With the mod beta coming up, we prepare to split our code tree into two. One part will go one to become the RTM version (release to manufacturing version).
PC Game Publishing: Inside the Sausage Factory
For those of you who wonder how the game industry works, here’s a basic run down:
Publishers negotiate with retailers for shelf space. Each year, thousands of games are released and there’s only a small number of slots at retail available. If you’re a big publisher (i.e. Activision or EA for instance) you have considerable flexibility since retailers are very anxious to get the next major franchise sequel.
If you’re one of the last (virtually the very last) independent PC game publishers that handles their own retail, flexibility is diminished somewhat. It’s the price we pay to make “niche games”.
Despite what many would have you believe, 3 out of 4 PC game sales occur at retail with the bulk occurring at just a handful of retailers (Walmart, Best Buy, Gamestop, etc.). The remaining 25% is via digital distribution (Steam, Impulse, D2D, etc.).
Therefore, having your game available at retail is absolutely critical and getting your game on the shelf is a lot like preparing to get married. You have to reserve the date quite a bit in advance because the retail buyers have to choose what games will be on shelves during a given quarter during the previous quarter. June 30th being the end of last quarter means that this quarter’s titles are set. If you miss your spot after reserving it, it’s a big deal since there is now nothing to take that slot.
Now, in the old days, there was only one “gold” version of a game. This version was sent to manufacturing typically around 10 business days before store availability (they could turn the CD manufacturing around very fast and then assemble the boxes, manuals, etc. very quickly to get it shipped off to retailers 5 days later).
However, nowadays, we refer to the RTM version and the release version. This sort of thing started a few years ago when digital updates became more common. This has had a significant benefit to gamers but it comes with some caveats as well. The RTM version meant that the "first” gold date could be moved back which makes manufacturing vastly cheaper. Of course, it means the RTM version is now 20 days before street date rather than 15 days. The net benefit for consumers is that games have continued to get cheaper when adjusting for inflation partially because manufacturing has gotten cheaper.
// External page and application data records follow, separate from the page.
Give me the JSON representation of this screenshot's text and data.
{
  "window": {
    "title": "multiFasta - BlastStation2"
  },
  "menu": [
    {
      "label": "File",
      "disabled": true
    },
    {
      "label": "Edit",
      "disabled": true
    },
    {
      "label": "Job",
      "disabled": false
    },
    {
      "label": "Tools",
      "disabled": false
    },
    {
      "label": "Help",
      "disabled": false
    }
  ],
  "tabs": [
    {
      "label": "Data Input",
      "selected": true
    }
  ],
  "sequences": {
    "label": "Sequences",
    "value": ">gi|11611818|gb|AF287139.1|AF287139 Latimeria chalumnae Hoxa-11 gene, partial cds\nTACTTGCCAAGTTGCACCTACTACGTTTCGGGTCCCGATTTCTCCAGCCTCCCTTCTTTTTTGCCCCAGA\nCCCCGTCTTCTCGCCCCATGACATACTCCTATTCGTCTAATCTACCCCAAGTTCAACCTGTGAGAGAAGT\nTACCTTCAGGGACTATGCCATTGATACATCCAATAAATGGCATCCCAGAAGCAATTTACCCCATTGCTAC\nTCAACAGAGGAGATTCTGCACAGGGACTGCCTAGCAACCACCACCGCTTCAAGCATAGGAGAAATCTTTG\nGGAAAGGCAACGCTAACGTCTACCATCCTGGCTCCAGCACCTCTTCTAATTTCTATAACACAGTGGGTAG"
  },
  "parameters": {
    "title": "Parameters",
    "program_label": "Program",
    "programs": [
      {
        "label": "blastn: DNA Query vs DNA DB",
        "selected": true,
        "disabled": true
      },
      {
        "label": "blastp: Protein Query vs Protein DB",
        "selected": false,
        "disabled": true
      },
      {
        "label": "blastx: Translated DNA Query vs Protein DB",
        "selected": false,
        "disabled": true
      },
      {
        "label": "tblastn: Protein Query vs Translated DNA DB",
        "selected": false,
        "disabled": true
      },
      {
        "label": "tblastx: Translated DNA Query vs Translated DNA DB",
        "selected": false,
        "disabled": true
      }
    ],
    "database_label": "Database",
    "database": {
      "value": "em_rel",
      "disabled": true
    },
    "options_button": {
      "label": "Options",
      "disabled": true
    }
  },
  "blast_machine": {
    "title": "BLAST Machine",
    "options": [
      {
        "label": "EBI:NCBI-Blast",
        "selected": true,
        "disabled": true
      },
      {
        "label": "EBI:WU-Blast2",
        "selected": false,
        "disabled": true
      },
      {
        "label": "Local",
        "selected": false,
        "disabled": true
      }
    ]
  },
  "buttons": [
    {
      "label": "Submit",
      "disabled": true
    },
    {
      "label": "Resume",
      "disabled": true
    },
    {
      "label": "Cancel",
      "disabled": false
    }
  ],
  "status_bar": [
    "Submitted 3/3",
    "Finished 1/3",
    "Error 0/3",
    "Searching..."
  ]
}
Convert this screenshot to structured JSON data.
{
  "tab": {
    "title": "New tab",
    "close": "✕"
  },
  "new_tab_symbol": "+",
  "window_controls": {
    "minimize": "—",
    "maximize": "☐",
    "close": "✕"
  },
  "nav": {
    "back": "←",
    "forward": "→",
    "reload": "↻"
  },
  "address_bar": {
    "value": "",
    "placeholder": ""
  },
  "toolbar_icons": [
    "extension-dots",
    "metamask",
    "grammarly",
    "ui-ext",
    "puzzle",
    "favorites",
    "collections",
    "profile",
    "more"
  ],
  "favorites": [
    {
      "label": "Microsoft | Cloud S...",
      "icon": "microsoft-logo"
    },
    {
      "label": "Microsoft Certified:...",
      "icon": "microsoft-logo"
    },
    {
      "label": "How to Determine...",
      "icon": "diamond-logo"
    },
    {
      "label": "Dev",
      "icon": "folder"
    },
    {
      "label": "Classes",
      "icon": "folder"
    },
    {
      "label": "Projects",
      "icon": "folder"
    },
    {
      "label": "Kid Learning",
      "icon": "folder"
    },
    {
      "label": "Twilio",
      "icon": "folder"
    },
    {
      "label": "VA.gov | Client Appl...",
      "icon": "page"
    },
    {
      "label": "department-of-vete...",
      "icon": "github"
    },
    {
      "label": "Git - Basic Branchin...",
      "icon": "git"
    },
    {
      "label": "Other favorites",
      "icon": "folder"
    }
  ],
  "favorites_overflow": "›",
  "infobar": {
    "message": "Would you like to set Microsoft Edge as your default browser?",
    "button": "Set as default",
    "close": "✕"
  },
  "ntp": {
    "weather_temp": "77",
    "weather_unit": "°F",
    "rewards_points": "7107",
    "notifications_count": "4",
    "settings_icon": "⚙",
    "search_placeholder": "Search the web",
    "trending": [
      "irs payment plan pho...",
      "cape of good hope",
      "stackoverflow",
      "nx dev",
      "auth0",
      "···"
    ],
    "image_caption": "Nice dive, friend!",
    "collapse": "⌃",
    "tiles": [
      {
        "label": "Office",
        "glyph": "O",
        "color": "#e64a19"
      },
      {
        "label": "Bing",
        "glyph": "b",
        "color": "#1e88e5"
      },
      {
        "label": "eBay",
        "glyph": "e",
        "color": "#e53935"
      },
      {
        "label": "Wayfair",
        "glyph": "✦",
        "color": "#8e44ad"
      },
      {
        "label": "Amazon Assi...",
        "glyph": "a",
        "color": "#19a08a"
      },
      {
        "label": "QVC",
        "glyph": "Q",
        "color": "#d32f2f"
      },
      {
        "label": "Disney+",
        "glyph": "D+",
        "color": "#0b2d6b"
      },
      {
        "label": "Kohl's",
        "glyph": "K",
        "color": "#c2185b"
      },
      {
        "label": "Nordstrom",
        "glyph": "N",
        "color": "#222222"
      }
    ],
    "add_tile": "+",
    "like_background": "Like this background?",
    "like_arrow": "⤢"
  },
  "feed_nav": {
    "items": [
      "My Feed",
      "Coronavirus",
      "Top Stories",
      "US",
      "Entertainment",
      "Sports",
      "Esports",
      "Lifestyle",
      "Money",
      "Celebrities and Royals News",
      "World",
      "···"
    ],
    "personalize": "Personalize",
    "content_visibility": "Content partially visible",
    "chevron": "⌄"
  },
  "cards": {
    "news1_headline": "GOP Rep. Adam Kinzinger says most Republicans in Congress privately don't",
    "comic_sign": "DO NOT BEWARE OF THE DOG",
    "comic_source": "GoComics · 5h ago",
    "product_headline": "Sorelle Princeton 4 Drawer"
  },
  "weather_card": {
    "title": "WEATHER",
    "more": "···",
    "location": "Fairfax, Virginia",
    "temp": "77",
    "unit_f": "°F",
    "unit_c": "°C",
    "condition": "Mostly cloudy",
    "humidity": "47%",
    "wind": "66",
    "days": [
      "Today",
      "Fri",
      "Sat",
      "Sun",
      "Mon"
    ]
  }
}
I think our boxes are made in Mexico, our CDs in Canada, etc. To be honest, I have no idea where all the various pieces are made but it’s all over the place now.
Now, the RTM version for Stardock has a bit more significance to us because our RTM version does not force the user to update on day 0. That’s because we don’t have any copy protection on our RTM version and don’t assume the player has an Internet connection. Of course, it also means that the RTM version has to be very solid which, during every crunch time results in some headaches.
Hence, one split of the code tree goes on to become the RTM (RTM v1.0) version and the other goes on to be Beta 4 and then eventually the v1.0 version that will be available to digital downloads and anyone who updates. Obviously, an extra 20 business days can make a big difference and that’s why you should always update your game if you buy it at retail. It’s not just about bugs, often times, there’s just ideas that come up once the team gets “in the zone”.
So there you have it. While the system isn’t perfect, it does generally deliver to the gamer a pretty good value on their purchase.